Published on: May 21, 2021
Authors: Gregory Hoff
Topics: Employment LawThe Association joined several other prominent business groups in a letter to Congress urging Members to vote against the Forced Arbitration Injustice Repeal Act (FAIR Act) (H.R. 963, S. 505), which would ban mandatory pre-dispute arbitration agreements in employment and consumer contracts.
The letter noted that federal law has protected arbitration since 1925 as an effective means of resolving disputes between businesses, consumers, and employees. The FAIR Act “will not benefit claimants and will instead produce more class action lawsuits that will benefit the lawyers who bring them.”

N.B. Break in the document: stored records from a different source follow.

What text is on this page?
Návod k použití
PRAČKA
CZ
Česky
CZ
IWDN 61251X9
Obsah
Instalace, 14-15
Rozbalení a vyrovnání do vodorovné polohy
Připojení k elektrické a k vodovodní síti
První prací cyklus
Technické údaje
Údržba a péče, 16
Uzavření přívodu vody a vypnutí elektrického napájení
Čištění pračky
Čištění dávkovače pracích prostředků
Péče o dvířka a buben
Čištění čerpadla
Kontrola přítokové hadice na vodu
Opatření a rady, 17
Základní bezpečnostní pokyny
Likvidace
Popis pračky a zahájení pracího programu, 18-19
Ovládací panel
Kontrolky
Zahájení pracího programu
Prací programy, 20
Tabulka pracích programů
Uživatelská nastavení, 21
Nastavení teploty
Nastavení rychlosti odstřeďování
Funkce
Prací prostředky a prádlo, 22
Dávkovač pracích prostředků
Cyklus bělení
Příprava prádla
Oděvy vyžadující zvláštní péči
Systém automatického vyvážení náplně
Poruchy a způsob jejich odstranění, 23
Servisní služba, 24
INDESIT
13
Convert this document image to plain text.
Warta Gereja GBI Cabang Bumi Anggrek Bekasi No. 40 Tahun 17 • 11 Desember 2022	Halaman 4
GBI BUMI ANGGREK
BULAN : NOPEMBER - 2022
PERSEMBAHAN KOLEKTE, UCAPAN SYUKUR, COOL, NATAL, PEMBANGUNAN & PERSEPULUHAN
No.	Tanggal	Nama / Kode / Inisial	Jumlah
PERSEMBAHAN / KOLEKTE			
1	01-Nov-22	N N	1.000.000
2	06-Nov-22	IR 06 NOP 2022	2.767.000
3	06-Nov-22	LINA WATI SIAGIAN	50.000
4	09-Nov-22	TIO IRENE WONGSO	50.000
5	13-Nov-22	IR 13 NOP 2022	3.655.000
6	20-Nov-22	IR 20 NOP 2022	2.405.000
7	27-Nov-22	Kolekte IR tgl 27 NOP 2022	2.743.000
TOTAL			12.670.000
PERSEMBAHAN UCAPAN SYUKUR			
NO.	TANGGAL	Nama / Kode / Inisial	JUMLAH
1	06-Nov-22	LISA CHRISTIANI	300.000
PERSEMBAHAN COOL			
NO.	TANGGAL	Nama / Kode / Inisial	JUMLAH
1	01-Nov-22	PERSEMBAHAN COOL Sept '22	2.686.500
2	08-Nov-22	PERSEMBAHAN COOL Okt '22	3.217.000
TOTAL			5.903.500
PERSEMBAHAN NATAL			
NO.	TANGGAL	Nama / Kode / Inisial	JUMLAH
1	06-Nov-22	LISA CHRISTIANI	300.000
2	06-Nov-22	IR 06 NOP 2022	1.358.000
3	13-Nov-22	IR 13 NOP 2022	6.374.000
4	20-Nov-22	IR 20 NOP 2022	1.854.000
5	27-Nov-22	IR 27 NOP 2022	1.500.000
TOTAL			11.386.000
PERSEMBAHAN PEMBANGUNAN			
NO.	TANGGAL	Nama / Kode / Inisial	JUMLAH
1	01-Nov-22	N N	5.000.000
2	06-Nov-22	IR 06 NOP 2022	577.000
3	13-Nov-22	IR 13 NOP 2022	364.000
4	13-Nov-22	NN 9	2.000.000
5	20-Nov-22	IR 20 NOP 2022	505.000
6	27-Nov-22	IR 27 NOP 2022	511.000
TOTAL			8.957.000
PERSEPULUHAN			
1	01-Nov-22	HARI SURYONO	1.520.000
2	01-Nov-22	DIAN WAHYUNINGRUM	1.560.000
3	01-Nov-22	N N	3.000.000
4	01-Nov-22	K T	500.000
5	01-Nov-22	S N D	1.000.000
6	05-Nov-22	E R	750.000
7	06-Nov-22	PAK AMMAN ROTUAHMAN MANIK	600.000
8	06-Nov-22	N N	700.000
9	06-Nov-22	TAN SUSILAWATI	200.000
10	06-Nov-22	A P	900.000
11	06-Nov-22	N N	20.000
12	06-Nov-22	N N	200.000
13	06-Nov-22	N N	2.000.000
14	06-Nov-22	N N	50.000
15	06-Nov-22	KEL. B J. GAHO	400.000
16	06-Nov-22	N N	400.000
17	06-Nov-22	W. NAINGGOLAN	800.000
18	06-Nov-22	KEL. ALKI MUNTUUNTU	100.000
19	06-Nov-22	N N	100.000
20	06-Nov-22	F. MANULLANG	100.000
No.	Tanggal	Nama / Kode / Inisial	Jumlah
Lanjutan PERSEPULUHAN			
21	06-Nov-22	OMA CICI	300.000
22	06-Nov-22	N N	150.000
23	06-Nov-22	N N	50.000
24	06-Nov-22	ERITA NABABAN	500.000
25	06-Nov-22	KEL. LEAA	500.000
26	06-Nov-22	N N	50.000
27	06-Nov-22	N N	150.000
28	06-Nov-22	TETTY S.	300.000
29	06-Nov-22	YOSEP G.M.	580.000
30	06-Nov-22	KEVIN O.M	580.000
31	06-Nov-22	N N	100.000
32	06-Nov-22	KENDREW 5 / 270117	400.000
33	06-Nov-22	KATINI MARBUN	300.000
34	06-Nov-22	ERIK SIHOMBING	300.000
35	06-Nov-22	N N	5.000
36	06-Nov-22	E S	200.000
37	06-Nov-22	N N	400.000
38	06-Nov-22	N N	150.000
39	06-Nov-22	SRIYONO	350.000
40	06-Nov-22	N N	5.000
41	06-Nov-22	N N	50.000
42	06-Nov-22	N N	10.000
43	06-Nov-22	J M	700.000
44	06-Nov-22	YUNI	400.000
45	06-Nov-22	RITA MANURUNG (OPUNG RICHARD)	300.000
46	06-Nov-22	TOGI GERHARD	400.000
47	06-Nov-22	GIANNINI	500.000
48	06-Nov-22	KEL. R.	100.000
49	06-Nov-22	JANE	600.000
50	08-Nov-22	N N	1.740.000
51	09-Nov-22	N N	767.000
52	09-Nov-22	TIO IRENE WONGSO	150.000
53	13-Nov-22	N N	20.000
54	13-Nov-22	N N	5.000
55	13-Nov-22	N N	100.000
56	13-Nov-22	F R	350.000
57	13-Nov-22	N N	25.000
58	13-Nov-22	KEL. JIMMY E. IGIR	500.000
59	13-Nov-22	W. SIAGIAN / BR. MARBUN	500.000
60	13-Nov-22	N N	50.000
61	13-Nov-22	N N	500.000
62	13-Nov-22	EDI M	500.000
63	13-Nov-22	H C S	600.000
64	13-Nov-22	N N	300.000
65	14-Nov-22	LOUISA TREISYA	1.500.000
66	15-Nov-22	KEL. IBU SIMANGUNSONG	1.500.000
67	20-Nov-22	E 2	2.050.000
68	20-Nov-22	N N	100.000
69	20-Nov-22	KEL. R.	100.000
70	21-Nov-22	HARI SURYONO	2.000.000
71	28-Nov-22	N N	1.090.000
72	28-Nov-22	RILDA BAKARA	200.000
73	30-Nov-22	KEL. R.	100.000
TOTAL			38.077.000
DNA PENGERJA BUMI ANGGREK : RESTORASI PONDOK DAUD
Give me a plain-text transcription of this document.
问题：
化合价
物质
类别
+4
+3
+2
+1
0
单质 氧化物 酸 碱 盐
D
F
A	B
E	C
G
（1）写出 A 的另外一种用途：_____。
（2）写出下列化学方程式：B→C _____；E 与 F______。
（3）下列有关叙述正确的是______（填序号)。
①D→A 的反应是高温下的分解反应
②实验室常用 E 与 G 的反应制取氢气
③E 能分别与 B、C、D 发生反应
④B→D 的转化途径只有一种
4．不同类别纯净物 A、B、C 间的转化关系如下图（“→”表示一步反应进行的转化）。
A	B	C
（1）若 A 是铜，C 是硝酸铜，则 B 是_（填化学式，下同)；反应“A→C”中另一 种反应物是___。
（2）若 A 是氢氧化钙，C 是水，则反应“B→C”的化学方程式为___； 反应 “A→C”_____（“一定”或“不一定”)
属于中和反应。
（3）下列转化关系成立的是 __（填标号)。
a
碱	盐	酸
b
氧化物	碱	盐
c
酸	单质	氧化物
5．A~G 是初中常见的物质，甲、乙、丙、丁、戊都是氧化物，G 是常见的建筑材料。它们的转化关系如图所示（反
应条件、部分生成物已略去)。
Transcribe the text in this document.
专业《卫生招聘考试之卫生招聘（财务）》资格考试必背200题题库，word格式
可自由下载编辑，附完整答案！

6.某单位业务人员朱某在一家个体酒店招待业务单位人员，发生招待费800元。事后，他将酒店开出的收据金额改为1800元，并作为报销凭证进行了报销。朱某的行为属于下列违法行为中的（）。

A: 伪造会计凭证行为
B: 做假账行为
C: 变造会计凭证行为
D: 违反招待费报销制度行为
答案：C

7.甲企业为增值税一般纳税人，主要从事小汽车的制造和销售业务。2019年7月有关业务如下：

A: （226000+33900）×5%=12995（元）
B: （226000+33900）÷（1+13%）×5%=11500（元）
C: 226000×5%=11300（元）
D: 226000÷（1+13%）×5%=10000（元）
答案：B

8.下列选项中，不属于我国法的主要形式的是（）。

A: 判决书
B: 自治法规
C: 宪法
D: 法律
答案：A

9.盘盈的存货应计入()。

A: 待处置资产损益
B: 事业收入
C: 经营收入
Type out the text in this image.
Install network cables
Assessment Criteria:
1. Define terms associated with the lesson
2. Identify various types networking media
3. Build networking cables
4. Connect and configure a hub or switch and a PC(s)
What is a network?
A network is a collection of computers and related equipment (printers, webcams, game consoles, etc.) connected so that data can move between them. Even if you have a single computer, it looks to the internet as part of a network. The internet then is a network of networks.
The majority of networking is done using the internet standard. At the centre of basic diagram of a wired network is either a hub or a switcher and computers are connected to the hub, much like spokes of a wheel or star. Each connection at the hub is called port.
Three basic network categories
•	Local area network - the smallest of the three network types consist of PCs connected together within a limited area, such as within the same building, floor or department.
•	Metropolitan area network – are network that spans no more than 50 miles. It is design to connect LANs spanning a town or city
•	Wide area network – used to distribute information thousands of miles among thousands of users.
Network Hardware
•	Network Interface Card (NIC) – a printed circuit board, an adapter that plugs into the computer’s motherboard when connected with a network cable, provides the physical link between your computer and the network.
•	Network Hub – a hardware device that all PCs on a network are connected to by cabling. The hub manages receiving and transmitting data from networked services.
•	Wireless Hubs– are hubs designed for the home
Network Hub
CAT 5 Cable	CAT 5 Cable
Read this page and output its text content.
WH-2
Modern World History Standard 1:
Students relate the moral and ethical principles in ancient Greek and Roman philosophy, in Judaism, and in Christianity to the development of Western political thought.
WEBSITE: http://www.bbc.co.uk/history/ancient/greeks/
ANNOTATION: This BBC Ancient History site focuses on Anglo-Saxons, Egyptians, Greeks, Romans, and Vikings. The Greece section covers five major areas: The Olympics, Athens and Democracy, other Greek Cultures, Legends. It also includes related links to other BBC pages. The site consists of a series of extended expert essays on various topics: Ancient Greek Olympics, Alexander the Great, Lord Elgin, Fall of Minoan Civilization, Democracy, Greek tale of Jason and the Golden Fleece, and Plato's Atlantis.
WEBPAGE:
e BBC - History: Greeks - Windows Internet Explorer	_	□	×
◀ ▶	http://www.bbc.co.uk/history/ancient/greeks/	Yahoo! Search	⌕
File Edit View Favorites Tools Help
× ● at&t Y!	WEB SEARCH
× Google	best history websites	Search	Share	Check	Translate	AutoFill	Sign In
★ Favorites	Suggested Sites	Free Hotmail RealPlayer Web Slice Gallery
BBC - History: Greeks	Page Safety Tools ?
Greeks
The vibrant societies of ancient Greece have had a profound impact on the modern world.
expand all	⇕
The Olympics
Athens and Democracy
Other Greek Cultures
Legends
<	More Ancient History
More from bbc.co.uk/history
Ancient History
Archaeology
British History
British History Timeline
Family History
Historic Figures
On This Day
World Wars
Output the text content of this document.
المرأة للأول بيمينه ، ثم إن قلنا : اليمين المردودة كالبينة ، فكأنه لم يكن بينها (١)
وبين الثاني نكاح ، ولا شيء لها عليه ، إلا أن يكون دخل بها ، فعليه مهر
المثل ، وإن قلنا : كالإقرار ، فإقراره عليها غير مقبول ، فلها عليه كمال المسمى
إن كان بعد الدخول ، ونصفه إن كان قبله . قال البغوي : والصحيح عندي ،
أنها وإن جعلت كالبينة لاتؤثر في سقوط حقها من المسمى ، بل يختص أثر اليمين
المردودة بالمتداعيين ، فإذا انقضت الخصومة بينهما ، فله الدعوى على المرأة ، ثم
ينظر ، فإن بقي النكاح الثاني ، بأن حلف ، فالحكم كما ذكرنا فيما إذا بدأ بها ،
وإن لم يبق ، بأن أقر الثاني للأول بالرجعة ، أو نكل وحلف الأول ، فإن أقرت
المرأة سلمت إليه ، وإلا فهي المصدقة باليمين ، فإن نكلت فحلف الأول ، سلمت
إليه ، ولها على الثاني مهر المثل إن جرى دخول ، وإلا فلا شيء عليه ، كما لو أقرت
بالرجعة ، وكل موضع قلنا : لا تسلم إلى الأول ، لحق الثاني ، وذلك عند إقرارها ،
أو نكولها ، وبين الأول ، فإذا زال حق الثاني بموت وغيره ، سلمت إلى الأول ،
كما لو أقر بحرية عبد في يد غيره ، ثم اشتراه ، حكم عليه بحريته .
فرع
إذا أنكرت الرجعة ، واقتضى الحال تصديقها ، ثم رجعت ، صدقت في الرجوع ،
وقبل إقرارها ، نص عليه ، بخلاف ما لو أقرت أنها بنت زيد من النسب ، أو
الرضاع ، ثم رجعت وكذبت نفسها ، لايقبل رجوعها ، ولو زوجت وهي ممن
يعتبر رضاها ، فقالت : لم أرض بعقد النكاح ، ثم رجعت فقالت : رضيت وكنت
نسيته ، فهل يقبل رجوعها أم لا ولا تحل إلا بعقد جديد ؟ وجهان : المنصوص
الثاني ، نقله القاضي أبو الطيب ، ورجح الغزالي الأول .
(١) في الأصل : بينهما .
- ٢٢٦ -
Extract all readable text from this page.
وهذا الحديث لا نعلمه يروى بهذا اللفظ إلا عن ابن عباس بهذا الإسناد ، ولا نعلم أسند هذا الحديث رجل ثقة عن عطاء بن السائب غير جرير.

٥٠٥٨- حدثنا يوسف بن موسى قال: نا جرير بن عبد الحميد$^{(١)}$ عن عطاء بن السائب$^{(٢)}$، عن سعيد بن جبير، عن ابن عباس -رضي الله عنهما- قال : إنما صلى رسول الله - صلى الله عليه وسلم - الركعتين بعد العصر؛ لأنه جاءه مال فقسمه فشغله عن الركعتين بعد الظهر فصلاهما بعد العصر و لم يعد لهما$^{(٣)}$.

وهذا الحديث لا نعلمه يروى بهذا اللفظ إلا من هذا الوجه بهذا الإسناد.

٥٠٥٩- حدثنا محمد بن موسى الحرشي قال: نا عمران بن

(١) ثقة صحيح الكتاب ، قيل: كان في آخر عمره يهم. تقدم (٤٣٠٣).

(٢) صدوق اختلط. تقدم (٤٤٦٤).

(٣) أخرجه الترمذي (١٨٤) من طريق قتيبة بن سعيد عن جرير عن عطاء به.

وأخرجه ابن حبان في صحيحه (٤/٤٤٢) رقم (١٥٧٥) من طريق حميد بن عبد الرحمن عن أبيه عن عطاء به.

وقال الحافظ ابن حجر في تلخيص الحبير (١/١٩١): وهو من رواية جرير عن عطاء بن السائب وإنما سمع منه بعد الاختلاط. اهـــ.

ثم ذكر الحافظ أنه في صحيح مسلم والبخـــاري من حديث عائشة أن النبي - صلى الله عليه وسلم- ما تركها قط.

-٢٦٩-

Senior Labor and Employment Counsel Roger King recently testified before Congress on the issue of arbitration agreements and the FAIR Act, urging Congress to oppose the bill and citing the many positive attributes of arbitration and alternative dispute procedures, including efficiency, specialized adjudicators, and lower costs for all stakeholders. Mr. King advocated for a middle ground approach that would appropriately safeguard due process rights for claimants without banning the use of pre-dispute arbitration procedures entirely.
Outlook: A previous version of the FAIR Act passed the House in 2019 almost entirely along party lines. Given the Democratic majority in the House, it is very likely the FAIR Act would pass the House this session, but unlikely it will gain the 60 votes needed to pass the Senate. If the FAIR Act is unable to move through Congress, it is possible that President Biden would impose the ban on federal contractors through an executive order.